Jordan's long-running war against al Qaeda has been kicked into a new phase by popular indignation over last week's bombings. A senior official told me that Jordan is considering aggressive new anti-terrorism operations that will seek to capture or kill Abu Musab Zarqawi and his top lieutenants. When I asked King Abdullah about the campaign, he explained, "Zarqawi brought the war to our doorstep, and there's a feeling in Jordan that we'd like to bring him to justice."

These counterstrike tactics will take the war to Zarqawi in a new way. The Jordanians have some of the best anti-terrorist operatives in the world, and they may be able to penetrate lairs that have been beyond the reach of U.S. forces in Iraq. Indeed, sources say that thanks in part to tips from Jordanian intelligence, U.S. forces captured Zarqawi at least twice over the past several years but let him go because they failed to identify him.

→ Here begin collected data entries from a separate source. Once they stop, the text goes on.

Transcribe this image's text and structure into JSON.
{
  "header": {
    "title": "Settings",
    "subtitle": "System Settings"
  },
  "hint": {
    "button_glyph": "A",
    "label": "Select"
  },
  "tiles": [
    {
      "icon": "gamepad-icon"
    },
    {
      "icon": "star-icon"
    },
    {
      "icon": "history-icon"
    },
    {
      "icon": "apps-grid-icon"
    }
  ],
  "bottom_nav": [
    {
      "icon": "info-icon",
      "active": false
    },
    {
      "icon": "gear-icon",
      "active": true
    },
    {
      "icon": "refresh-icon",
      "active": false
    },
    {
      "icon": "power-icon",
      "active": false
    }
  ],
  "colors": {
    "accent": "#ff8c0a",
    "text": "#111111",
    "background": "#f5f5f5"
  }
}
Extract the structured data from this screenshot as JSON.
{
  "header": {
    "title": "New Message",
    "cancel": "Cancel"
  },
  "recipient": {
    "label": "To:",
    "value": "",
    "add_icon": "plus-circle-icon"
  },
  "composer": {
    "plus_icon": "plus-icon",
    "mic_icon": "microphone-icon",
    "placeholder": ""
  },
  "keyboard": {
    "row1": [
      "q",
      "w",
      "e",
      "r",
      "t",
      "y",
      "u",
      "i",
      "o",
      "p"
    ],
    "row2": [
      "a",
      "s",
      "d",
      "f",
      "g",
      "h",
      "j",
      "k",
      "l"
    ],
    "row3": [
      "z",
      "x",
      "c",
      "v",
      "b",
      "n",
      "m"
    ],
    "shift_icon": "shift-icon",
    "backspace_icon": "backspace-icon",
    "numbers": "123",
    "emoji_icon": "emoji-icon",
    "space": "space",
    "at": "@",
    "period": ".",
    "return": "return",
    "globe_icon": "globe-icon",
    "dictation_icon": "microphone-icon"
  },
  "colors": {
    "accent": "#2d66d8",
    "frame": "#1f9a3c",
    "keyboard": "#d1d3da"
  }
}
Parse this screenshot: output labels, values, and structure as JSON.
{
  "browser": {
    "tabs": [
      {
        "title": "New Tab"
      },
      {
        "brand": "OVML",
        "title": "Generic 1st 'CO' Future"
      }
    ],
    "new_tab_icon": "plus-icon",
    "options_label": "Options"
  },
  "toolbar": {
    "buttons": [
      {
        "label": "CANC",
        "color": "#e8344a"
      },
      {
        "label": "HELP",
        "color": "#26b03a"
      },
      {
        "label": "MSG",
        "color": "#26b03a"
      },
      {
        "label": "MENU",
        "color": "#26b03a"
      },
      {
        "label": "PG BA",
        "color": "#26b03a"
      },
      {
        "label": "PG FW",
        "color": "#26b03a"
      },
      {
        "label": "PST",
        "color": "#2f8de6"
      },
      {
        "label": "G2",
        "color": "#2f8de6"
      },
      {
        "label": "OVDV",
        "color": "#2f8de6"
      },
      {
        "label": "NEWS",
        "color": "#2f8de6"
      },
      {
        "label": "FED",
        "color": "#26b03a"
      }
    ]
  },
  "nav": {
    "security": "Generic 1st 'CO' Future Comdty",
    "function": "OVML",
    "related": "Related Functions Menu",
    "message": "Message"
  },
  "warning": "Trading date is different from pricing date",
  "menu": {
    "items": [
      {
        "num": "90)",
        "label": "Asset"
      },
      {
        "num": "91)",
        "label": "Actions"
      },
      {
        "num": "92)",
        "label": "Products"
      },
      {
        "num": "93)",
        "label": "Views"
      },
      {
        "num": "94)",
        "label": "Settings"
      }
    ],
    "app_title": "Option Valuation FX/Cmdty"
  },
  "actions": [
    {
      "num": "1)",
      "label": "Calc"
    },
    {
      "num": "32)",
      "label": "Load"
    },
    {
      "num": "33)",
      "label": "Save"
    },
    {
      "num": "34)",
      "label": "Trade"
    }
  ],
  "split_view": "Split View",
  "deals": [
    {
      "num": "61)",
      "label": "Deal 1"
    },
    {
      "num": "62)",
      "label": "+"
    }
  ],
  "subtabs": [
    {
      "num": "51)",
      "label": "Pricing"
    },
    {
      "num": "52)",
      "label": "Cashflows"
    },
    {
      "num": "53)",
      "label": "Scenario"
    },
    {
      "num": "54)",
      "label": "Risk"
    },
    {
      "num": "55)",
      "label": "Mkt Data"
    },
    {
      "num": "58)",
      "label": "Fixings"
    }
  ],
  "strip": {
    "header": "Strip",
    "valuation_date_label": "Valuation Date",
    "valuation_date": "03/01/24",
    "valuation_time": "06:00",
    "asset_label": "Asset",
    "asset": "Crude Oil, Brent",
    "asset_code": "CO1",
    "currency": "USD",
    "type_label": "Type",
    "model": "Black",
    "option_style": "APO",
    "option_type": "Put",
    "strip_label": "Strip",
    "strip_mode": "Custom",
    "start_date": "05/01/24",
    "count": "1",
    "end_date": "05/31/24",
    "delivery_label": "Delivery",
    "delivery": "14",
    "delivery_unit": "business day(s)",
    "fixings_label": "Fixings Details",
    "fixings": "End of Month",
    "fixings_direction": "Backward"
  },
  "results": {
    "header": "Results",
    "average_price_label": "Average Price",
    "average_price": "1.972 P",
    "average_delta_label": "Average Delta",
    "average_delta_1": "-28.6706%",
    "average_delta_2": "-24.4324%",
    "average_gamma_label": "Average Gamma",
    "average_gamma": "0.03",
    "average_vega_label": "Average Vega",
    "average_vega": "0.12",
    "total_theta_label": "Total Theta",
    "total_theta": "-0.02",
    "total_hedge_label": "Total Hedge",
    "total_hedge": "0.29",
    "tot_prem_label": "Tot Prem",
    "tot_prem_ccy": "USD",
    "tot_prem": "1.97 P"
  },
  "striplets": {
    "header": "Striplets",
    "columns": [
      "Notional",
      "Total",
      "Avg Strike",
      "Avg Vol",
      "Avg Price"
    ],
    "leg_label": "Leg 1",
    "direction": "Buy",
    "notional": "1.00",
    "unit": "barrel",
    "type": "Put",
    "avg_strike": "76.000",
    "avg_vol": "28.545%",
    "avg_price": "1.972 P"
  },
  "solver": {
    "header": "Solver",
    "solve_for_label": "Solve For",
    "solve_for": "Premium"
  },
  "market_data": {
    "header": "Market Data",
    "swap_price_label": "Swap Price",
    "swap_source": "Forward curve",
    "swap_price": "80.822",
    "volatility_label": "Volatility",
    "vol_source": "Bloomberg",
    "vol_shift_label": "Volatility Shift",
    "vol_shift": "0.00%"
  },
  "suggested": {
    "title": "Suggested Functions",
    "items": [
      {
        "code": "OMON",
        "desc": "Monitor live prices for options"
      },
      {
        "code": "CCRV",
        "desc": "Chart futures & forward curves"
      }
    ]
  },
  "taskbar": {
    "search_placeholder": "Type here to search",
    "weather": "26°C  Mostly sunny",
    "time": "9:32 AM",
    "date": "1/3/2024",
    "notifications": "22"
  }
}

The tough new moves are only part of Jordan's response to the hotel bombings. What's more surprising, in some ways, is that the king has decided to accelerate his plans for political and economic reform. Indeed, even as the king is unleashing the Mukhabarat against al Qaeda, he contends that he wants to limit its intrusion into Jordanian politics and private life.

I spoke with King Abdullah yesterday at Basman Palace in the center of Amman. He had just come from a meeting with families of some of the victims of the hotel bombings, where he offered them condolences and financial support in the manner of a traditional Arab monarch. But in most other respects, Abdullah's response to this tragedy has been decidedly nontraditional. Rather than hunkering down in the way his father, King Hussein, often did in crises, Abdullah is pushing even harder to modernize the country -- believing that prosperity and change will be the best antidotes to Muslim extremism.

"What the attack did was show to everybody what we've been saying -- that this is an issue of ideology and the Muslim world can no longer be complacent. People can't sit in the middle," he told me. His advisers note that ordinary Jordanians have been slow to condemn suicide bombings when they were used against Israelis or U.S. troops in Iraq. After the Amman bombers attacked even a Muslim wedding, Jordanians may have a new view. Deputy Prime Minister Marwan Muasher argues: "We can no longer afford to accept this culture of blowing people up. From now on, there must be zero tolerance."

Muasher has been drafting a road map for the reforms, known as the "National Agenda," which is expected to be unveiled this week. If passed into law, it will open the door to freer political parties, media and nongovernmental organizations. Economic reforms will seek to privatize industry, reduce taxes, boost education and otherwise foster a Western-style meritocracy in which brains and hard work count more than " wasta ," as the Arabs refer to inside connections. The king plans to form a new government in December that will draft the reform proposals into law, and to hold elections next year.

Part of Abdullah's reform agenda is to curb the Mukhabarat, so that it operates as a security service rather than as an instrument of political repression. The king asked his longtime spymaster, Saad Kheir, and other old-guard politicians to leave the government yesterday, in another sign that he's serious about change. "If your problem is with the Mukhabarat, then leave that problem to me," he told me. If Jordan can build a more open and democratic political system, he said, "then we have political maturity and an alternative to the Muslim Brotherhood."

Bolstered by popular anger over the hotel bombings, Abdullah has decided to step on the accelerator rather than the brake. That's a risky strategy in this conservative, stability-loving country, but the Jordanian king is convinced that trying to prop up a shaky status quo would be even riskier.